It has been ages since this original post and still this thread will pop up on Google's results when searching for X-Fi related topics.
I have learned a great deal about the X-Fi's in the last several years. I mean, I purchased my XtremeMusic in 2006! It's 2015 now and I'm 100% convinced this card was the single best purchase I've made in my entire life! Creative even claims it'll continue to support it with updated drivers for the upcoming Windows 10 OS!
Now, back to the topic, it is actually possible to get anything from 48KHz to 192KHz into the sound card without much of an effort. Note that 192KHz is only supported in stereo mode. On Windows, it's as simple as choosing the corresponding sample rate on the Audio section in Control Panel and you're off to go. Now, you can't expect exact bit-perfect audio in Entertainment or Game mode as the X-Fi chip will always do some (near lossless) upsampling in those operating modes. You can check
this web page for more info on the X-Fi's SRC. The thing is, I've run extensive and thorough tests and I can guarantee that the X-Fi at least never downsample anything so you'd lose audio quality. The most it'll do in Entertainment or Game mode is
upsample audio and, as it is super efficient at that, you can't possibly hear any distortion whatsoever.

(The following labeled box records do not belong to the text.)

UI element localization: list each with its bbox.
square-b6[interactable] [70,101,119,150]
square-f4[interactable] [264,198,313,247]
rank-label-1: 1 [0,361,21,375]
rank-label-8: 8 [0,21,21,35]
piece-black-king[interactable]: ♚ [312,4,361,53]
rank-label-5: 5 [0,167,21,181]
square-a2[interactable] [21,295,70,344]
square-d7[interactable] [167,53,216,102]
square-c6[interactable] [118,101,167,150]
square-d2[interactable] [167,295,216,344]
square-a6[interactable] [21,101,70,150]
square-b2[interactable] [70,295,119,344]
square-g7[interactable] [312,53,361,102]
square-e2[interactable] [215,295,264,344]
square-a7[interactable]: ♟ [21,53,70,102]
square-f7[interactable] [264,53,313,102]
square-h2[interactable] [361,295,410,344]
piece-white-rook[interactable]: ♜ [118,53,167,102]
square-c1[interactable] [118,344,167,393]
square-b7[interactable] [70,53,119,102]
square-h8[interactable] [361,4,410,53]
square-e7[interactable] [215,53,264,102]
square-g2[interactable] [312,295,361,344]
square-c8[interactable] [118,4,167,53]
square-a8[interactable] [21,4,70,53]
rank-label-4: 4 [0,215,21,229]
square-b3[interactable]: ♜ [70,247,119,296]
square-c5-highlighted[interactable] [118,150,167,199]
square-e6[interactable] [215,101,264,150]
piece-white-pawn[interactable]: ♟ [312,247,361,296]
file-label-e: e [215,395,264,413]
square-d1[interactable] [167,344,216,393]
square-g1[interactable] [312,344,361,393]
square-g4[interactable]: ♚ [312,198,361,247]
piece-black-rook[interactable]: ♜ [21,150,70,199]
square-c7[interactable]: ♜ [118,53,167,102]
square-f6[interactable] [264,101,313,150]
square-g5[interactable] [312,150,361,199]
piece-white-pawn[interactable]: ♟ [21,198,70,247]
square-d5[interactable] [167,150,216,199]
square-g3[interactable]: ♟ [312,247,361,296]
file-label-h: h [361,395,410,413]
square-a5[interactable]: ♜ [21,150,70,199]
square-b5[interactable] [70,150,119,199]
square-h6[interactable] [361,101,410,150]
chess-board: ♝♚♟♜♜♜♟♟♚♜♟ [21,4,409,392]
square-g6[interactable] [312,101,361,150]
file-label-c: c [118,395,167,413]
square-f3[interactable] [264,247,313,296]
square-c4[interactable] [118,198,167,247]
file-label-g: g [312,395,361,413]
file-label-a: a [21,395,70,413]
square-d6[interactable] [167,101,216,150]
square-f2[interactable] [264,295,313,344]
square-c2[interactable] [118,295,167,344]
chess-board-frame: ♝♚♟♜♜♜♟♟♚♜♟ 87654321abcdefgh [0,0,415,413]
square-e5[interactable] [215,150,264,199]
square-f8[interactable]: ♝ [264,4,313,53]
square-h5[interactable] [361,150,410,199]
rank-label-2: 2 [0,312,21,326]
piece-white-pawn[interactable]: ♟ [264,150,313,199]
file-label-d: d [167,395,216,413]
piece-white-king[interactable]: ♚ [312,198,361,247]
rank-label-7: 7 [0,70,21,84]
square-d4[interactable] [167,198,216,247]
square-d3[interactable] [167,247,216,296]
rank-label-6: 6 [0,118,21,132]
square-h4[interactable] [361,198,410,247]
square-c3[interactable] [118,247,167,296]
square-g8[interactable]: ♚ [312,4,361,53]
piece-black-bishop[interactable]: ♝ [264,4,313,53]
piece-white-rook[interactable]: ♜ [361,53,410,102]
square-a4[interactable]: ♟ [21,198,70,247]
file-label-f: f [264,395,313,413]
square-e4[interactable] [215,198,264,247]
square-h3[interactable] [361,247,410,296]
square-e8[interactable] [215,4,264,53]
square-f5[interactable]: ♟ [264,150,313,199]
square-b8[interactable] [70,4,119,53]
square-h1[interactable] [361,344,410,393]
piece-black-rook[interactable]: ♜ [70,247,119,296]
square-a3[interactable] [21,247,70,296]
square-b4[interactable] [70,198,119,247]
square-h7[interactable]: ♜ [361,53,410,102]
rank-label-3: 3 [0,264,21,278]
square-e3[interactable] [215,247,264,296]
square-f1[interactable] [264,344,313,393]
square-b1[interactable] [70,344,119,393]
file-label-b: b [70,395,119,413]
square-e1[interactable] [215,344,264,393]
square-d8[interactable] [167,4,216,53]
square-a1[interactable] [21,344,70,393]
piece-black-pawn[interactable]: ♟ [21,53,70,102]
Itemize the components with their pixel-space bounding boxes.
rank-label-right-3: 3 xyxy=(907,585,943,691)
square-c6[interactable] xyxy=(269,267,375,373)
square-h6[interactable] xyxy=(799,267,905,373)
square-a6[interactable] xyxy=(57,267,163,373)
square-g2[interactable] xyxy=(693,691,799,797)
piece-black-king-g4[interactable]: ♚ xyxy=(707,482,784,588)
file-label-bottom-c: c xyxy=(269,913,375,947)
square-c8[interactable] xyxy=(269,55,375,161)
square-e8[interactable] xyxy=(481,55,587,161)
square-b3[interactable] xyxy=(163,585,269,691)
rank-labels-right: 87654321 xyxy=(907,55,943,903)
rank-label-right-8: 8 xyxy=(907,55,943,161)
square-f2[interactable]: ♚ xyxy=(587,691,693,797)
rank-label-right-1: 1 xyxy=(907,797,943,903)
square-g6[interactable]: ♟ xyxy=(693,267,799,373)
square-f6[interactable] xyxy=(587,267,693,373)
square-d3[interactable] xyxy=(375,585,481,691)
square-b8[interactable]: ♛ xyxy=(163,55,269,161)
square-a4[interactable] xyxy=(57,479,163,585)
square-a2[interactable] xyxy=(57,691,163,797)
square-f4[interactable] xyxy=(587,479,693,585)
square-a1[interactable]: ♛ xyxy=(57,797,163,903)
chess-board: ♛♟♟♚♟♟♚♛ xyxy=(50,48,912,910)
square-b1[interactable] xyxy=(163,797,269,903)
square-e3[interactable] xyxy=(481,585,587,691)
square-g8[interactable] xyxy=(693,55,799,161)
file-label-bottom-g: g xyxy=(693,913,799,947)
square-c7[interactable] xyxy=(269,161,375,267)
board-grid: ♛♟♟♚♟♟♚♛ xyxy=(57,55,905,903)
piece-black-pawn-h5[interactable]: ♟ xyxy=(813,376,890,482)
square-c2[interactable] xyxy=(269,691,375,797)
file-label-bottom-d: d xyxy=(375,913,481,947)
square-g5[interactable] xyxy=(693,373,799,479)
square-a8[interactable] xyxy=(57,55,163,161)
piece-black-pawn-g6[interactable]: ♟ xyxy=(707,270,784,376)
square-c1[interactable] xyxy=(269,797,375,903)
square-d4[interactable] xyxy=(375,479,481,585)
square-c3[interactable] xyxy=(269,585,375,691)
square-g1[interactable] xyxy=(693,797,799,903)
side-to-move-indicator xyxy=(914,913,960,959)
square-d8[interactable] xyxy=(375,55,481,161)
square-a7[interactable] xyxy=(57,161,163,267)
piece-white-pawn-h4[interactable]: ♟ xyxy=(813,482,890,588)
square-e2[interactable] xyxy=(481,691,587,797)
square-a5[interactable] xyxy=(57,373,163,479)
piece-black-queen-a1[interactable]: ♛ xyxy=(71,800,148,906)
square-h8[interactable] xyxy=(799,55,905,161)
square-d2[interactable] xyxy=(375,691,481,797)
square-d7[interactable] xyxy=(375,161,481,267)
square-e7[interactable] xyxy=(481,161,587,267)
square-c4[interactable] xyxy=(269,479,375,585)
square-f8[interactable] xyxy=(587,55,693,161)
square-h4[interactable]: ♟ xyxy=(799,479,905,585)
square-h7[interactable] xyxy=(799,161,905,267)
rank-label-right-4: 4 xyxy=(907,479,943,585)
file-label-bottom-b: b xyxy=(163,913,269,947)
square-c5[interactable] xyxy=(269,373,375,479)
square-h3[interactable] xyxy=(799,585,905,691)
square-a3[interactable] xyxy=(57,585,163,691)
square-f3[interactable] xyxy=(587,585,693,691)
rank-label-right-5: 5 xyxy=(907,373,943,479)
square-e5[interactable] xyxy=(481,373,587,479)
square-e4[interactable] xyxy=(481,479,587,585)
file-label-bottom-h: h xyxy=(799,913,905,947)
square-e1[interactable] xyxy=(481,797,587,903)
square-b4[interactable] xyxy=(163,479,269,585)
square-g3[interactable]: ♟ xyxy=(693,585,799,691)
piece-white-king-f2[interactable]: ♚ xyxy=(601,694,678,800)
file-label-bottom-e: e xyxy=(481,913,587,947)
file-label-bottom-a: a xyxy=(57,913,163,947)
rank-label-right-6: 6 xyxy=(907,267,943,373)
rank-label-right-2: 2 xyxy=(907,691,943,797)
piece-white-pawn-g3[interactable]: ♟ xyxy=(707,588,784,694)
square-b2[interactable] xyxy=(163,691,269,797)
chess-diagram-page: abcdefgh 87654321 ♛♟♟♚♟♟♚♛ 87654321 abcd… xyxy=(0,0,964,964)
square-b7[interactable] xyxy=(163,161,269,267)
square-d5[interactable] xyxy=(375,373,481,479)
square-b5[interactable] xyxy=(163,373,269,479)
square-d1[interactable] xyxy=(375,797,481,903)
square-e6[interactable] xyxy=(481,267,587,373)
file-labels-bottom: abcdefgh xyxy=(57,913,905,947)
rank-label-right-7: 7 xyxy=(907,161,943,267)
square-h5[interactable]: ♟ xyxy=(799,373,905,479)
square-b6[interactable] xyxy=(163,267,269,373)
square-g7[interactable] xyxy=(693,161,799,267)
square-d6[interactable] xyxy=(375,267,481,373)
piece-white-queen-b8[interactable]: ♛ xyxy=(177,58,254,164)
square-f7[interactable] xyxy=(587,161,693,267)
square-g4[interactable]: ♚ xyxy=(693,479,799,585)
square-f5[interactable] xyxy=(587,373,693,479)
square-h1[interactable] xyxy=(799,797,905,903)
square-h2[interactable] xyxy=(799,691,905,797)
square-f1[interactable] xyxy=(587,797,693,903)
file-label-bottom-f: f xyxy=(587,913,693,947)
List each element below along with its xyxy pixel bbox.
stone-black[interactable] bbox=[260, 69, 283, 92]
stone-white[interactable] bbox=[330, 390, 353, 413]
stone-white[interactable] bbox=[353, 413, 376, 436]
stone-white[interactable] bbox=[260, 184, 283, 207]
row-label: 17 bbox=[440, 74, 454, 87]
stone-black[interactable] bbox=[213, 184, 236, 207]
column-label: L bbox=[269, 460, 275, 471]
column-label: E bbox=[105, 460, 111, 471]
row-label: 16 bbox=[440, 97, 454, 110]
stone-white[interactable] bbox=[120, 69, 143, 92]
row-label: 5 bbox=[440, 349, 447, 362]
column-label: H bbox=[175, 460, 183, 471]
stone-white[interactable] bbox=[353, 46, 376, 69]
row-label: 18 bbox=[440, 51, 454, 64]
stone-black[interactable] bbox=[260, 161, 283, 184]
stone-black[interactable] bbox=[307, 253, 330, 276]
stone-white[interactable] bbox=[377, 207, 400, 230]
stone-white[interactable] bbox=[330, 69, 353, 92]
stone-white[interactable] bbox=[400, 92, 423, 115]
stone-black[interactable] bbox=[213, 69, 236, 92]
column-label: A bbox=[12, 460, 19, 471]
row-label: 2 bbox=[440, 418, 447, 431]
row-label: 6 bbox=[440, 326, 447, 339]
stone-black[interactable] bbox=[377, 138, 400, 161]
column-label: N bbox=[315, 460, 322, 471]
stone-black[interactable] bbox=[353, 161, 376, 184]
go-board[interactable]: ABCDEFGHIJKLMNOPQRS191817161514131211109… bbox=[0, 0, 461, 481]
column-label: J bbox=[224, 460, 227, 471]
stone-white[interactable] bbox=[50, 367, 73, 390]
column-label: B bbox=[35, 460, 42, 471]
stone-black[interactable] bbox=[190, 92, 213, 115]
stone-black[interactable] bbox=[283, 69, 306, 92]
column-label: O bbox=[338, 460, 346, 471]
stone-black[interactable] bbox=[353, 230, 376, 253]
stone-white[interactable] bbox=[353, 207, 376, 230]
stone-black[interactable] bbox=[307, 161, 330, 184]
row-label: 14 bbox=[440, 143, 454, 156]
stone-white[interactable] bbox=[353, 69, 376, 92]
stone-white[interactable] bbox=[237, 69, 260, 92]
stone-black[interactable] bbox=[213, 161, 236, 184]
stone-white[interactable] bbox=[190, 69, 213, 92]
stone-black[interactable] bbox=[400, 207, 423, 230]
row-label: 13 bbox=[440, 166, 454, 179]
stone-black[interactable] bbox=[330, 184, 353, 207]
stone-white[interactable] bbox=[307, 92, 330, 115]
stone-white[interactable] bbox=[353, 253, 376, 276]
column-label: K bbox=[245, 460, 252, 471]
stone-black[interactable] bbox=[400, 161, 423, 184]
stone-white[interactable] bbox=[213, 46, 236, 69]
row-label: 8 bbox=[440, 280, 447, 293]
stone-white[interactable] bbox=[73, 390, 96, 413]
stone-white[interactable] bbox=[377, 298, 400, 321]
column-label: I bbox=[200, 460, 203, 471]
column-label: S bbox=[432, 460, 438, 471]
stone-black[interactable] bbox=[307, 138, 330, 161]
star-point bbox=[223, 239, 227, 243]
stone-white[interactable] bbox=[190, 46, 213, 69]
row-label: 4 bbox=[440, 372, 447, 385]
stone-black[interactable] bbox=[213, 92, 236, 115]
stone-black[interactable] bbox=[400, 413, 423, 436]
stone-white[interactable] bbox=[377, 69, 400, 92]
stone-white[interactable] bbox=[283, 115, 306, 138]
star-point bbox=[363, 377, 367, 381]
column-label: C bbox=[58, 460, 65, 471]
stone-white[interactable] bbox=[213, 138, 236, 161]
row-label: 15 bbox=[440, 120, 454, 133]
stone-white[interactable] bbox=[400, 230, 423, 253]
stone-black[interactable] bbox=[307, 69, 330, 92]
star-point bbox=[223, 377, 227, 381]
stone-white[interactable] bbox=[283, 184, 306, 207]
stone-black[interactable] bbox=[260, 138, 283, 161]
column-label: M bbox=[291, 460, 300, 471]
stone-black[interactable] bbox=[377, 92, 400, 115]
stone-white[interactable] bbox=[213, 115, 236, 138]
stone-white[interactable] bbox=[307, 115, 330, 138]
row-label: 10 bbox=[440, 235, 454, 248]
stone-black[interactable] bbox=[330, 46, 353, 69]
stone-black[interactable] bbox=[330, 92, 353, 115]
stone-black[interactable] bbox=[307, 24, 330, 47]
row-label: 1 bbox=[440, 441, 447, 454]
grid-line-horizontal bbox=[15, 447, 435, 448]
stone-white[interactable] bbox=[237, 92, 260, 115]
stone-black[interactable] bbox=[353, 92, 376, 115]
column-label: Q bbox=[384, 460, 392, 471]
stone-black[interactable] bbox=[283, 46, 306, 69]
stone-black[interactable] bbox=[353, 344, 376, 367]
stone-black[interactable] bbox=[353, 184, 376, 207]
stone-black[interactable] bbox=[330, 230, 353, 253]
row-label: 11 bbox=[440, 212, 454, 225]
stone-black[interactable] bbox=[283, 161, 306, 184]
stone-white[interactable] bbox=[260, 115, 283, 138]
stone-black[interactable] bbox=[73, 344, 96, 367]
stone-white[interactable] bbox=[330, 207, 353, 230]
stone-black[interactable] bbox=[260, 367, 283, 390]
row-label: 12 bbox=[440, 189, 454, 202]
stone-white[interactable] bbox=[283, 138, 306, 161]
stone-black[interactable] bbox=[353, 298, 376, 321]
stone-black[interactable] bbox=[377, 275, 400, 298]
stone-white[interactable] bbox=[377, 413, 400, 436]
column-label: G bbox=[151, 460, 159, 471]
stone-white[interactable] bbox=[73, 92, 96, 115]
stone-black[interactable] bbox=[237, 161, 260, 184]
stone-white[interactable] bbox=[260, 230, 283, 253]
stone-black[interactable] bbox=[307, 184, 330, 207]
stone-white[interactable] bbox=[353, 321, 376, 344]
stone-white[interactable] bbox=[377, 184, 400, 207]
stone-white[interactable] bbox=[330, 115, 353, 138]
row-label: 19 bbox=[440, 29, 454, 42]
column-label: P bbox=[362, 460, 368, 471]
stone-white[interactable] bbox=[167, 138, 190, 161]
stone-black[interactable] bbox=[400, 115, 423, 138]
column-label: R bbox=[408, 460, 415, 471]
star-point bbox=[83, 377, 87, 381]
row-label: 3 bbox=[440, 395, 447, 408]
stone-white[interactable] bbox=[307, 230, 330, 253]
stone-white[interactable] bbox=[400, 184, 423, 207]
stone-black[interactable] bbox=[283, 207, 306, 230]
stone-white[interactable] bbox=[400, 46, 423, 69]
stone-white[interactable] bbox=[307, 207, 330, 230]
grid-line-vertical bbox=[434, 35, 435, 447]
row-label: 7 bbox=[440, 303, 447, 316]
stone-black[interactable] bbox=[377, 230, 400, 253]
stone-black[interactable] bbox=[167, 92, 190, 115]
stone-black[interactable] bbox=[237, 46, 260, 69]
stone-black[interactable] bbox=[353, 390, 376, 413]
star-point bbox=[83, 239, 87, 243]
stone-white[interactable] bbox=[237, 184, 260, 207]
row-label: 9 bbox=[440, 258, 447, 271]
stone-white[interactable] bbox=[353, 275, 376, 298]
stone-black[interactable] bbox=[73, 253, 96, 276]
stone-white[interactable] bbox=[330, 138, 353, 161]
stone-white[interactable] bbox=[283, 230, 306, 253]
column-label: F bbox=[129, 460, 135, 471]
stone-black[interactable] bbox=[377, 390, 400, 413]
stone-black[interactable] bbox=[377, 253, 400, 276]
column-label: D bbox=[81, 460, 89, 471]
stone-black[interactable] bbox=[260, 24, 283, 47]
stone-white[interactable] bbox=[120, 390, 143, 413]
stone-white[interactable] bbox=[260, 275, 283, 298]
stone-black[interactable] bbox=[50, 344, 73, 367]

If you really want bit-perfect audio, which doesn't make much of a point to me unless in very specific situations (like audio playback capturing using WASAPI or WhatUHear – I use that to clone Spotify songs... haha), you can always use Creation Mode and manually set sample rate to whatever value you also set the Windows Audio Control Panel (let's call it WACP from now on). Or you can use ASIO and have sample rate switched automatically for you.
I've tested ASIO in Entertainment and Game mode as well. It does seem to switch the cards master sample clock according to whatever your source audio is, but still the card will do some upsampling, so no bit-perfect audio unless in Creation mode.
OpenAL bypasses the software-based Windows mixer. It makes Windows Vista / 7 / 8 / 10 work just like Windows XP. It'll make the sound card do all the mixing and resampling in hardware instead of having Windows mixer do it for you.
You can have Windows Media Player or
Foobar2000 use ASIO. With
Foobar2000, you can also use OpenAL. The advantage is you can leave WACP set to, let's say 48KHz/24bit all the time and never worry about sample rate switching again as ASIO and OpenAL still use hardware acceleration and will have the card do everything for you at the highest possible quality. If you use the standard Windows sound system instead, that is whenever you're not specifically using either ASIO or OpenAL, then you have to keep changing sample rate in WACP manually all the time if you expect Windows mixer not to do any resampling on its own before sending the audio to the sound card.
Note: the
current X-Fi driver for Windows 8 / 8.1 (SBXF_PCDRV_L11_2_30_0004.exe, released in March of 2014) has a bug in which, if you choose 44.1KHz audio in WACP, the sound will be heavily distorted. The workaround is play any 44.1KHz audio with Foobar2000 using ASIO as it will set the sound card master sample clock to a matching multiple of 44.1KHz instead of the standard 48KHz. If you do that with foobar, you can use 44.1KHz in WACP with no distortion whatsoever. Whenever you reboot your PC though, you have to do the thing with Foobar again to get rid of the distortion.
I keep on doing that, it has become religious already: do I want WACP set to 44.1KHz? Then I open a 44.1KHz file with Foobar2000 outputting sound through ASIO. Do I want to switch back to 48KHz in WACP? Then I open a 48KHz file with Foobar to get the sound card back to the standard master clock. Thus, I get no distortions in the current buggy driver.